Political Theories of Decolonization

Political Theories of Decolonization PDF Author: Margaret Kohn
Publisher: OUP USA
ISBN: 0195399579
Category : Philosophy
Languages : en
Pages : 225

Get Book Here

Book Description
Political Theories of Decolonization provides an introduction to some of the seminal texts of postcolonial political theory. The difficulty of founding a new regime is an important theme in political theory, and the intellectual history of decolonization provides a rich--albeit overlooked--opportunity to explore it.Many theorists have pointed out that the colonized subject was a divided subject. This book argues that the postcolonial state was a divided state. While postcolonial states were created through the struggle for independence, they drew on both colonial institutions and reinvented pre-colonial traditions. Political Theories of Decolonization illuminates how many of the central themes of political theory such as land, religion, freedom, law, and sovereignty are imaginatively explored by postcolonial thinkers. In doing so, it provides readers access to texts that add to our understanding of contemporary political life and global political dynamics.

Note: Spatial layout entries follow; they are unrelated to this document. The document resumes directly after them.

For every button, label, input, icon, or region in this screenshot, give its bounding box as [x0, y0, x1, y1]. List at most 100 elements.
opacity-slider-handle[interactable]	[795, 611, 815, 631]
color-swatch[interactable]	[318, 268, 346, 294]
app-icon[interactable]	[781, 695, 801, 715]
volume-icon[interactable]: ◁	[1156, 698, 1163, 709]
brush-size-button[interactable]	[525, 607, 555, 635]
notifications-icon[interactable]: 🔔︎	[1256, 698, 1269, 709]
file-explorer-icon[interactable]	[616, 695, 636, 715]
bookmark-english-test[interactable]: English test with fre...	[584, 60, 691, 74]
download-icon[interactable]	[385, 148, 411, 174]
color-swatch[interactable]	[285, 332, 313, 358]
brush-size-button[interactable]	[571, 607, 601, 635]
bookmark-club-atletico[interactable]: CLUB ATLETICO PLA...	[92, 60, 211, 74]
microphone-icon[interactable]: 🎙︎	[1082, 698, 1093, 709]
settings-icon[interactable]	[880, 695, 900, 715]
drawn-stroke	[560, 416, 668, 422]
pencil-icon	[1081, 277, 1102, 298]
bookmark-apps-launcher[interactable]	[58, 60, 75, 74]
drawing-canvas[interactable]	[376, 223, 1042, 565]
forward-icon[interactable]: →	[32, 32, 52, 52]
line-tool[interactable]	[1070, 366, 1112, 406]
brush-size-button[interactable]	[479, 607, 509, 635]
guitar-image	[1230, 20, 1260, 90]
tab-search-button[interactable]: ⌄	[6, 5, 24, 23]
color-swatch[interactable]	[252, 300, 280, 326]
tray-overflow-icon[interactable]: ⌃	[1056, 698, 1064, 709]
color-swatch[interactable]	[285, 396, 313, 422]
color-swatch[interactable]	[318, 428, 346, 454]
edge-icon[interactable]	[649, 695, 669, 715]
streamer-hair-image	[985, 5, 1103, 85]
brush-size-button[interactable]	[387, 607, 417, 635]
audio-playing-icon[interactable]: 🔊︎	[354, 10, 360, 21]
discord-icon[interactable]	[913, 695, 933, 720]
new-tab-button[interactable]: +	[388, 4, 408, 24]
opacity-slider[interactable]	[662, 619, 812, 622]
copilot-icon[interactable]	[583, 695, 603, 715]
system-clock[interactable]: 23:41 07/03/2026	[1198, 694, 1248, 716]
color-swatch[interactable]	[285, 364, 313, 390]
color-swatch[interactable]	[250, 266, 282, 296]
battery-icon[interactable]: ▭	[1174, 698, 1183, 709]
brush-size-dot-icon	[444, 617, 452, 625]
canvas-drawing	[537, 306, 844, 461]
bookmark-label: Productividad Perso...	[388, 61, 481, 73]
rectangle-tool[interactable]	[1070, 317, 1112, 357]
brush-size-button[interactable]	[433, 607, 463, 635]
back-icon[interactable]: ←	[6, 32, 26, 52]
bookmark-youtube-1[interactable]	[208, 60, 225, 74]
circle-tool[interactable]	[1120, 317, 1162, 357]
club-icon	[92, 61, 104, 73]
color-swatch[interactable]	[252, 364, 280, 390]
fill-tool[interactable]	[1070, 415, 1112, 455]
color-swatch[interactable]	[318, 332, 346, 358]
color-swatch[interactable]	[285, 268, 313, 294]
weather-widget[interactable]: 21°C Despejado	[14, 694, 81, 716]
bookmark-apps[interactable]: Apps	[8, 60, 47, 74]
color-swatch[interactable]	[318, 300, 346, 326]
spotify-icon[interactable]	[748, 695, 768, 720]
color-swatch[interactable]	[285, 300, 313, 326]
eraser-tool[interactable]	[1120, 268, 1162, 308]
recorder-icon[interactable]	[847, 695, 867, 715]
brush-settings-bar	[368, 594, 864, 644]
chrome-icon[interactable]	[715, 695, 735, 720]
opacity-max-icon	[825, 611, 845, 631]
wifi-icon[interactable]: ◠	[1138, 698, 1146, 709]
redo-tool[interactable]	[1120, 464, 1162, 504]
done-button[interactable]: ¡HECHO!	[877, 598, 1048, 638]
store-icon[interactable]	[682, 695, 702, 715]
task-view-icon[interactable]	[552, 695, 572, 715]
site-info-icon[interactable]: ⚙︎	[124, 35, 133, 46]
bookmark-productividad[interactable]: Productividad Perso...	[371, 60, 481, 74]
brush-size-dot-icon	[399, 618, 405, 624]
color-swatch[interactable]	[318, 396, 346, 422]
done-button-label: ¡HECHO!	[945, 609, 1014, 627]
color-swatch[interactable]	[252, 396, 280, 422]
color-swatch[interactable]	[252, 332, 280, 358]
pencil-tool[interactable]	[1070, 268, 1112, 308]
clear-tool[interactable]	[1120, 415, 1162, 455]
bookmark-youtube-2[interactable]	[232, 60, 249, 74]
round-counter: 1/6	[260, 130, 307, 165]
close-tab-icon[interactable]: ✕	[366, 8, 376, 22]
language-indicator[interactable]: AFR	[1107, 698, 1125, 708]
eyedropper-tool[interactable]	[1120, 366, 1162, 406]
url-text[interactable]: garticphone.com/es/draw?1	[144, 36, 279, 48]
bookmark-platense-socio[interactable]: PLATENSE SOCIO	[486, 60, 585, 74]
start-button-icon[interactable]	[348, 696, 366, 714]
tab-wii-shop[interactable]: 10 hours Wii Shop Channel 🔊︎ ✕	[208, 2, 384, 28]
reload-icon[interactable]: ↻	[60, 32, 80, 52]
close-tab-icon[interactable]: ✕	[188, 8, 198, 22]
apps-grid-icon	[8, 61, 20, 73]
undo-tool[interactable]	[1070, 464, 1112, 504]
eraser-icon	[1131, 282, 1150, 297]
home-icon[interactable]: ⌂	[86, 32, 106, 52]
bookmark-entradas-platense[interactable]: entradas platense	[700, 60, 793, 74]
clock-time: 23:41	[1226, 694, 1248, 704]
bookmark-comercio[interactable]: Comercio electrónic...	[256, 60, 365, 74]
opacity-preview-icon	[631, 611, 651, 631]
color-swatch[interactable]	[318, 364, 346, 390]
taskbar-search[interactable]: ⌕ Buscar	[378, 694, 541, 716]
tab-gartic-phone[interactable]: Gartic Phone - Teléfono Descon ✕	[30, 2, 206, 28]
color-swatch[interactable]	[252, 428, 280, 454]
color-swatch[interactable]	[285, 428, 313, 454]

Identity, Culture and the Politics of Community Development

Identity, Culture and the Politics of Community Development PDF Author: Stacey-Ann Wilson
Publisher: Cambridge Scholars Publishing
ISBN: 1443873403
Category : Social Science
Languages : en
Pages : 225

Get Book Here

Book Description
This volume takes as its starting point that issues of identity and culture are important and relevant for community development in nearly every society. It is therefore essential that community development practitioners acknowledge both culture as well as the political necessity of incorporating cultural systems, cultural values and traditions into community development initiatives. This book argues that including identity and culture in community development design, and treating identity and culture as an intrinsic asset can be beneficial for all types of community action, from social cohesion to community economic development. This book is a rethinking and reconceptualising of “community” in an international context, and interrogates what community building, community engagement and community development could entail in this context. The contributors in this volume address identity, culture, and community development in both developing and developed countries from multidisciplinary perspectives. The chapters explore different conceptual and theoretical frameworks in analysing identity and culture in community development, and provide empirical insights on community development efforts around the globe. Furthermore, the chapters explore different community engagement processes, different development models and different stakeholder participation models and processes in an effort to demonstrate that there is no one-size-fits-all design when it comes to community development.

The Limits of Settler Colonial Reconciliation

The Limits of Settler Colonial Reconciliation PDF Author: Sarah Maddison
Publisher: Springer
ISBN: 9811026548
Category : Political Science
Languages : en
Pages : 294

Get Book Here

Book Description
This book investigates whether and how reconciliation in Australia and other settler colonial societies might connect to the attitudes of non-Indigenous people in ways that promote a deeper engagement with Indigenous needs and aspirations. It explores concepts and practices of reconciliation, considering the structural and attitudinal limits to such efforts in settler colonial countries. Bringing together contributions by the world’s leading experts on settler colonialism and the politics of reconciliation, it complements current research approaches to the problems of responsibility and engagement between Aboriginal and non-Aboriginal peoples.